The Internal Revenue Service issued a revenue procedure that provides guidance on the treatment of taxpayers who accept certain types of settlements of potential legal claims relating to auction rate securities.
In general, an auction rate security is a security in which the payment rate is reset periodically (typically every seven to 28 days), pursuant to an auction rate-setting process, or a similar remarketing agent rate-setting process, that is designed to produce the minimum payment rate necessary to enable all interested sellers to sell the security to willing buyers at a price equal to the par amount of the security, plus accrued but unpaid periodic payments.
A "failed" auction or remarketing occurs if the auction or remarketing fails to produce buyers for all interested sellers at a payment rate that is at or below the maximum payment rate specified by the terms of the auction rate security.
On Feb. 12, 2008, auctions of auction rate securities began to fail. As a result of the auction failures, many taxpayers were unable to sell auction rate securities for the par amount of the securities.
Taxpayers may assert legal claims against another person or corporation for its conduct as it relates to auction rate securities, alleging, for example, that the corporation improperly failed to disclose at the time of the taxpayer's purchase, the potential that the auction rate security could become illiquid. In order to settle these claims, the corporation may make a settlement offer to the affected taxpayers, saying that if the taxpayer releases various claims, the taxpayer will have the right during a specified period known as a "window period" to cause the corporation to buy the taxpayer's auction rate securities for the par amount.

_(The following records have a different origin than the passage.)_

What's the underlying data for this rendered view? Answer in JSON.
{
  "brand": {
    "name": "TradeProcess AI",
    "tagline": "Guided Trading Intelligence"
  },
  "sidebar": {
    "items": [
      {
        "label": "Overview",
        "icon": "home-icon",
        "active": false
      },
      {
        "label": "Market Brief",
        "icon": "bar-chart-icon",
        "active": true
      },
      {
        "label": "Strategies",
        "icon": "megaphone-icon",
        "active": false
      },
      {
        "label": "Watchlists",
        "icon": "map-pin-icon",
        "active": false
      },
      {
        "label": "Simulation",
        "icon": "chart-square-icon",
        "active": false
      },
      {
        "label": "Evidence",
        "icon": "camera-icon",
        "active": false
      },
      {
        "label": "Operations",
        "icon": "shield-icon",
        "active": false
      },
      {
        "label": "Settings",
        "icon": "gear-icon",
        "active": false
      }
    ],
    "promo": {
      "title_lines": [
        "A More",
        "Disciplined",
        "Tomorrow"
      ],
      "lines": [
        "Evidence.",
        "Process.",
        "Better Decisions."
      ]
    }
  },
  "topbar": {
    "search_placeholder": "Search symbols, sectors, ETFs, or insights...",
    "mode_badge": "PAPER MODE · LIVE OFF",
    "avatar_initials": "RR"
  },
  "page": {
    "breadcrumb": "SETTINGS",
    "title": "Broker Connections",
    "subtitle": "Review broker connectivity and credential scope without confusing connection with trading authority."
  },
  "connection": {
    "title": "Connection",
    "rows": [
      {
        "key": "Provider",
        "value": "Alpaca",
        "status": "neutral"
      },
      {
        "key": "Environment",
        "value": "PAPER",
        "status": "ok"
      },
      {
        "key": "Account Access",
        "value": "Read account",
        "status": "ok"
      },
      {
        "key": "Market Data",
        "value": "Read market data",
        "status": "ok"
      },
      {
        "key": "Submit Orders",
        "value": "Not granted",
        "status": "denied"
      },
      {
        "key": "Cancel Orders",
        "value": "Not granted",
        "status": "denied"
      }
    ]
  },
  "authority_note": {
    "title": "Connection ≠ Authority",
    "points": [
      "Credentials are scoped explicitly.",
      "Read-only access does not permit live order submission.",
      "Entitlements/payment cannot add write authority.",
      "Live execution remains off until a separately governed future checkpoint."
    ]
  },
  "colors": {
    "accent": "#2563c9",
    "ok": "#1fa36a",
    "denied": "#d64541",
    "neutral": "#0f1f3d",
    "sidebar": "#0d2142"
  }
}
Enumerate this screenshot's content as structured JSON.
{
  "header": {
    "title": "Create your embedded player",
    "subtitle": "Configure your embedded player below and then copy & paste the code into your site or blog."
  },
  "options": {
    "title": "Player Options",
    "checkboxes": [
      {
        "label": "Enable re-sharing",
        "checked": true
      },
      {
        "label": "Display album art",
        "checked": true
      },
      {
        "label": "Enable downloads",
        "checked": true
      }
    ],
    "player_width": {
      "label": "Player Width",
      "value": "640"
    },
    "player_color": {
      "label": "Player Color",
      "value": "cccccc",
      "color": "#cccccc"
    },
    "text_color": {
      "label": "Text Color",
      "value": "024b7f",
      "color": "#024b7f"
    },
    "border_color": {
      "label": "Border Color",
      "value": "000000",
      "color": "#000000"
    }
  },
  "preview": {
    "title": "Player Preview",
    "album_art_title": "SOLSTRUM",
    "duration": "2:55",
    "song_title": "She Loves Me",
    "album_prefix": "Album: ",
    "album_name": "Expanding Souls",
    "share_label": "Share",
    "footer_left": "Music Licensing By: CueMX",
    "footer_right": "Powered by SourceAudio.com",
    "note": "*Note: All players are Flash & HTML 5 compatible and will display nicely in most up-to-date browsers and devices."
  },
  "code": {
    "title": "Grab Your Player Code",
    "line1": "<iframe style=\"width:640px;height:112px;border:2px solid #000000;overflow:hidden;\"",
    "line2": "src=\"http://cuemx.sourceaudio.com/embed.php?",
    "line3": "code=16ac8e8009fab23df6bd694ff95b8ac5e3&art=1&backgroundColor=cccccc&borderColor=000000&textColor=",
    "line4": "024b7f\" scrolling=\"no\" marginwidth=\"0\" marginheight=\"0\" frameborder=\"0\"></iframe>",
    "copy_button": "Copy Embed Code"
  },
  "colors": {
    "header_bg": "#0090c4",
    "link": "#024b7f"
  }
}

The IRS said it will not challenge the following positions for taxpayers within the scope of the revenue procedure: (1) the position that the taxpayer continues to own the auction rate security upon accepting (or "opting into") the settlement offer; (2) the position that the taxpayer does not realize any income as a result of accepting the settlement offer and does not reduce the basis of the auction rate security from its original purchase price; and (3) the position that the taxpayer's amount realized from the sale of the auction rate security during the window period to the person or corporation offering the settlement is the full amount of the cash proceeds received from that person.